When I had showed that to them several times this past visit, and was then finally able to pin them down in regards to just how much water they drink each day, they weren't drinking very much water at all. Cuz to them, a "bottle" of water is their teeny, tiny 8oz bottles. A single cupful. And they were trying to do low carb by drinking maybe 5 or 6 of those a day, thinking that was a whole lot.

When I told them that they needed to be drinking a gallon of water a day, or even more, they outright CHOKED. Now, we're talking about someone who weighs in the neighborhood of 300 pounds, who is seriously dehydrated and needs to "correct" the problem. So they obviously need to drink MORE than their current needs in order to do that.

The point is...if we aren't KEEPING TRACT of just how much water we're drinking, we might not be drinking enough. And it's really hard to get back into the habit once you've fallen out of it. It's like starting all over again. It really needs to become a "permanent" lifestyle change. Not just because we're low carbing, but because it's one of the healthiest things we can do for ourselves.

3 comments:

Sherrie said...

I think you're right the induction flu is from electrolyte losses at the beginning of induction, severe headache is usually caffeine withdrawal but dehydration does it as well so probably a double wammy for some. The electrolytes do rebalance themselves but a lot of people when they start induction eat heaps of sodium but not many veggies especially if they follow the cup rule. I've yet to see someone follow the advice of taking potassium and not feeling better. Potassium and mag supp is good too. Over here at least, it is very hard to find an electrolyte supplement that is not full of sugar.

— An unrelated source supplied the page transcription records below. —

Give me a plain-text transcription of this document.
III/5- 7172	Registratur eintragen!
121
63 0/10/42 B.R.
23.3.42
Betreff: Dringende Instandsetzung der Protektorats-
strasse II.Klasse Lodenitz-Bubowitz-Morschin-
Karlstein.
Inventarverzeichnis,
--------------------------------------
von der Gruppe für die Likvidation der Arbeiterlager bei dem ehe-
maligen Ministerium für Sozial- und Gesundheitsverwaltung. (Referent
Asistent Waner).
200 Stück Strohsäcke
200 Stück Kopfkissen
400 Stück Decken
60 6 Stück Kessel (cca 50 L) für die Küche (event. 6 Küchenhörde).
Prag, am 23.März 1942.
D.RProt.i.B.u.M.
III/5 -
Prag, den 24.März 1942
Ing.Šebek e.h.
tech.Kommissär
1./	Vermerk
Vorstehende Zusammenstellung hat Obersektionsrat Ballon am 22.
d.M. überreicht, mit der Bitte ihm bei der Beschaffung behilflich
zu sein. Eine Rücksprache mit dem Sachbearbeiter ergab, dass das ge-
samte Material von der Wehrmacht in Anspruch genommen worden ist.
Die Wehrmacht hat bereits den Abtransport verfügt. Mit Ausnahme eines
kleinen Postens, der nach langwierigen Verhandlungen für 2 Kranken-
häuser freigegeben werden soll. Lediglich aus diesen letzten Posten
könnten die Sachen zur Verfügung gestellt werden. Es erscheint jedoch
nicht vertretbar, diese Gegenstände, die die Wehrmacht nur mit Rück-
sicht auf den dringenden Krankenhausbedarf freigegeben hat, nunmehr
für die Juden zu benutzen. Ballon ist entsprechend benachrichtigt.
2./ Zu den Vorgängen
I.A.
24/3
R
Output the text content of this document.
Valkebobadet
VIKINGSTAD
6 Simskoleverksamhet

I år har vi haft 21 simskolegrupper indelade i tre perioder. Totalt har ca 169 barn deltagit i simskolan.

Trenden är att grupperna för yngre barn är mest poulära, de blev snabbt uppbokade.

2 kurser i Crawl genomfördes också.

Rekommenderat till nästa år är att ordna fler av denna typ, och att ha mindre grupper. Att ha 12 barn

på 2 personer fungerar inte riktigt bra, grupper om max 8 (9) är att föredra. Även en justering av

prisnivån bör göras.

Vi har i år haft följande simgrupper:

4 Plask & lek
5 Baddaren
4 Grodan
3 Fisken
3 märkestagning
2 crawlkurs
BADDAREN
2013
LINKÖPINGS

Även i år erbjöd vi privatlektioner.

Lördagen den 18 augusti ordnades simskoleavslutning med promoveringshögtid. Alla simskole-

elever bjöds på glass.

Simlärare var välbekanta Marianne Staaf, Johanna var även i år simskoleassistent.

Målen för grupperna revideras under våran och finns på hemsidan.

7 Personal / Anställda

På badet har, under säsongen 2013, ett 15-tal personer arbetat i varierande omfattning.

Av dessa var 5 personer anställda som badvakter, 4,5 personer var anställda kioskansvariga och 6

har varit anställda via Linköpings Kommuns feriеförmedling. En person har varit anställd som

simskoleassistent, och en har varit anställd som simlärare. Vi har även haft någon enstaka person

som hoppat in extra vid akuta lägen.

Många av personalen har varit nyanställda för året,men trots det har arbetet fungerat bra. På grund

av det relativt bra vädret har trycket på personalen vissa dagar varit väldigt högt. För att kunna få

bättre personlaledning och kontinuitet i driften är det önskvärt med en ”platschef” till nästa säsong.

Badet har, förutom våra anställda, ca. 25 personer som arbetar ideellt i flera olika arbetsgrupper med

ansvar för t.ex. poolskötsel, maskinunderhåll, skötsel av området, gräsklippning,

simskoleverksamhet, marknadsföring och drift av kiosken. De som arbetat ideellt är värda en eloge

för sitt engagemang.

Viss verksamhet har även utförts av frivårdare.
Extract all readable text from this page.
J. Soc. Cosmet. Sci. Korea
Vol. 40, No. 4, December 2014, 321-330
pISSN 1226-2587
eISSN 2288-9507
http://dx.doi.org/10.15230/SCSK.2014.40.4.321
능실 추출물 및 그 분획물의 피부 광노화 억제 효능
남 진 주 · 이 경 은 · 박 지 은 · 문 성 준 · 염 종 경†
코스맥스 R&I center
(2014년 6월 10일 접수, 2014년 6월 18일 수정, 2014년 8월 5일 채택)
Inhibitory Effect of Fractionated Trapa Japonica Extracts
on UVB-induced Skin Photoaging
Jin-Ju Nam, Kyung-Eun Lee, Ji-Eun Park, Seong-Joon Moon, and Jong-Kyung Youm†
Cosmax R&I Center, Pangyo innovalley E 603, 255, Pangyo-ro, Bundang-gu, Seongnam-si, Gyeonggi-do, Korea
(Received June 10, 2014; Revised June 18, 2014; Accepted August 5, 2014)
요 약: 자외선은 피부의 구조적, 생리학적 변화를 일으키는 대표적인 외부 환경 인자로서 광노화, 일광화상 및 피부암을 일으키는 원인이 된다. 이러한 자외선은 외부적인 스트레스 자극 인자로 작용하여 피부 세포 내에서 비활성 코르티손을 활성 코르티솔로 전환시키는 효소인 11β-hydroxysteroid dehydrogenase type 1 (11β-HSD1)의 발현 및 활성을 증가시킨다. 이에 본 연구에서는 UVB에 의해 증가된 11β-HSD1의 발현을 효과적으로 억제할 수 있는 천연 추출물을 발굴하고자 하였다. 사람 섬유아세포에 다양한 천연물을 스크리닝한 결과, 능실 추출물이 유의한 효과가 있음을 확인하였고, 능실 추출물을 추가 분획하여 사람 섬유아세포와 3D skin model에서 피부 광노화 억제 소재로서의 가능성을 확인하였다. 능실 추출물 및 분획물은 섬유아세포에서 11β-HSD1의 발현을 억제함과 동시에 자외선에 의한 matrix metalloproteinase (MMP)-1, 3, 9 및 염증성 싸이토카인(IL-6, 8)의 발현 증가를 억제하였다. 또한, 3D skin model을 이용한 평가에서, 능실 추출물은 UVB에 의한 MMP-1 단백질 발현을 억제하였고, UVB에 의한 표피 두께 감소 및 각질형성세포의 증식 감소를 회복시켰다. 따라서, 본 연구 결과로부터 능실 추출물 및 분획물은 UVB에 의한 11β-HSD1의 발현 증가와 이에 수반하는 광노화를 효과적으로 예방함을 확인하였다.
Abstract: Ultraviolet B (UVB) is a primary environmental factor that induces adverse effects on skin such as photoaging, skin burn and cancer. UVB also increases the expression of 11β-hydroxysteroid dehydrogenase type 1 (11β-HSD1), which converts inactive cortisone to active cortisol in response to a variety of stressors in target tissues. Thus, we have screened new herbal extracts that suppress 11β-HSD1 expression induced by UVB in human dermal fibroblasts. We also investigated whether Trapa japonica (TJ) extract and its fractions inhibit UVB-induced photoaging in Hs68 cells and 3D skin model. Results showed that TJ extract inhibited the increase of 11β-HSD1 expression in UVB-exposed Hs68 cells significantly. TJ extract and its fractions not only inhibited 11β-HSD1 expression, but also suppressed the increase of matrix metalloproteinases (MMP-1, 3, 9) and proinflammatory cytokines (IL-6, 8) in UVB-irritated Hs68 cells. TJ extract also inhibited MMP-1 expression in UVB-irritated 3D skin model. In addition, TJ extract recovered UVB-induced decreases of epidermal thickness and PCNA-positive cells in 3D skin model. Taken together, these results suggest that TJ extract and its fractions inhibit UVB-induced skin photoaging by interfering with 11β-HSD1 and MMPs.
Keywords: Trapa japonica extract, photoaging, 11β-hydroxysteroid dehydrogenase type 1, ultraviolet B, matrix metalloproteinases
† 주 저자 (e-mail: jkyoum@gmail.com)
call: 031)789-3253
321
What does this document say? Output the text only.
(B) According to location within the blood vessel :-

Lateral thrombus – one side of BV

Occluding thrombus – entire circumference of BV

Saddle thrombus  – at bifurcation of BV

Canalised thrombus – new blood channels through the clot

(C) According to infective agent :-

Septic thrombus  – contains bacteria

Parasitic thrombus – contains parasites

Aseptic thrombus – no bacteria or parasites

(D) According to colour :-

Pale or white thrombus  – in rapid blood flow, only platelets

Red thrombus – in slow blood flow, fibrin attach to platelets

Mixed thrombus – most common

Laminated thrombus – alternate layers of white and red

When you read very low carb studies you often see that they supplement them with sodium and potassium.

Personally, I don't get induction flu or cramps I do eat heaps of veggies and don't restrict my salt so maybe that helps? I also go by Australian carb counts of low carb veggies which are much less then yours e.g. over here brocolli = 0.5g carbs per 100g
Even when I was refeeding, I never had any issues going in and out of ketosis each week.

I do however get caffeine headache and gosh that is horrible, only had one headache worse then that and that was after my spinal tap!

Sue said...

Holy crud! A gallon of water a day? I had no idea I needed that much. I consume approx 2 1/2 to 3 liters of water and club soda every day. But, as I seem to have a couple of the symptoms you mentioned, I guess I will try to increase my intake. Thanks!

Vickie Ewell said...

I usually drink about 3 (32-oz) glasses of water. Any more than that will give me vertigo. But that's just particular to me. Low carbers need a little more water than other folks do because low carb is so dehydrating. One can go too far the other way though, so be careful. I would up your intake slowly, if the formula says you're not drinking enough.